Akute oder chronische Lebererkrankung beim Pferd homöopathisch behandeln
Die meisten Lebermittel können noch helfend eingesetzt werden, wenn das Organ noch nicht gänzlich zerstört ist. Deswegen sollten auch die Symptome des Pferdes so gut wie möglich mit dem Arzneimittelbild übereinstimmen, um helfen zu können.

Die Gelbsucht wird meist als Erkrankung angesehen ist aber eigentlich nur ein Symptom der Lebererkrankung. Sie kann aber ebenfalls wegweisend bei der Auswahl eines homöopathischen Mittels sein. Bei Gelbsucht werden Mittel wie Phosphorus, Chelidonium, Carduus marianus oder Mercurius-Verbindungen zum Einsatz gebracht.

Bei akuten Lebererkrankungen kann man auf tiefe Potenzen zurückgreifen oder auch die C 200 zur Anwendung bringen. Bei chronischer Erkrankung sollte die C 30 eingesetzt werden, die man dann 1 x täglich verabreicht.
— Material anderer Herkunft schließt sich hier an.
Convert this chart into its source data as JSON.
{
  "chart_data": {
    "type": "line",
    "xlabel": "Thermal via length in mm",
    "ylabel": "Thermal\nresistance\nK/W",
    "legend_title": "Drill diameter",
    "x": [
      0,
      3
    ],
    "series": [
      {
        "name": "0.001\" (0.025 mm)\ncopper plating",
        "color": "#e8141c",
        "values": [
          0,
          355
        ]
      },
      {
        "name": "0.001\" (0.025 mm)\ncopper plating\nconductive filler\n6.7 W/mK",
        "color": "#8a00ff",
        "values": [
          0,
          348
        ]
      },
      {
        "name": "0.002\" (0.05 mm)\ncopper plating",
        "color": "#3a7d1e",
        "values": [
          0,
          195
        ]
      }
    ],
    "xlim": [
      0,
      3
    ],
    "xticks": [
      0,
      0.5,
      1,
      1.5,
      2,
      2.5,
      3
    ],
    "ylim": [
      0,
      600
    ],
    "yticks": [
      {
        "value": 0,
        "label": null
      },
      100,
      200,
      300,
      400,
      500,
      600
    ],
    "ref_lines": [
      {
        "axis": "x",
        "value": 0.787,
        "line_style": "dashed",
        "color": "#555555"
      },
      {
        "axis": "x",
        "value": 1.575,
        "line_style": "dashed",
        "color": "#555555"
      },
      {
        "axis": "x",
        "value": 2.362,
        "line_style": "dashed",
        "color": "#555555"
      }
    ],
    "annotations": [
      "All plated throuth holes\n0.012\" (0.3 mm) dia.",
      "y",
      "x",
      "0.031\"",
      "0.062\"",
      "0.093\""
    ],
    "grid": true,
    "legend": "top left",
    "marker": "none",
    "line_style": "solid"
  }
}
Lycopodium wird bei chronischer Lebererkrankung eingesetzt, die meist auch mit einer Ödembildung in Zusammenhang steht. Bei Phosphorus ist meist eine Gelbsucht, eine Störung der Bewegungen oder Augenerkrankung zu bemerken.

Nux vomica wird allgemein bei Verdacht auf Vergiftung oder bei Verdauungsstörungen eingesetzt. Chelidonium wendet man an bei Steifheit des Gangbildes, bei Muskelschwäche und Entstehung einer Gelbsucht.

Bei einer Lebervergrößerung kann Carduus marianus helfen und bei Leberentzündung wird oft Natrium sulfuricum helfen. Weitere Mittel, die bei Lebererkrankungen eingesetzt werden, sind Berberis (wenn Schmerzen im Rücken bestehen), Mercurius solubilis (bei weichem Kot, der mit Schleim bedeckt sein kann oder vermehrtem Schwitzen).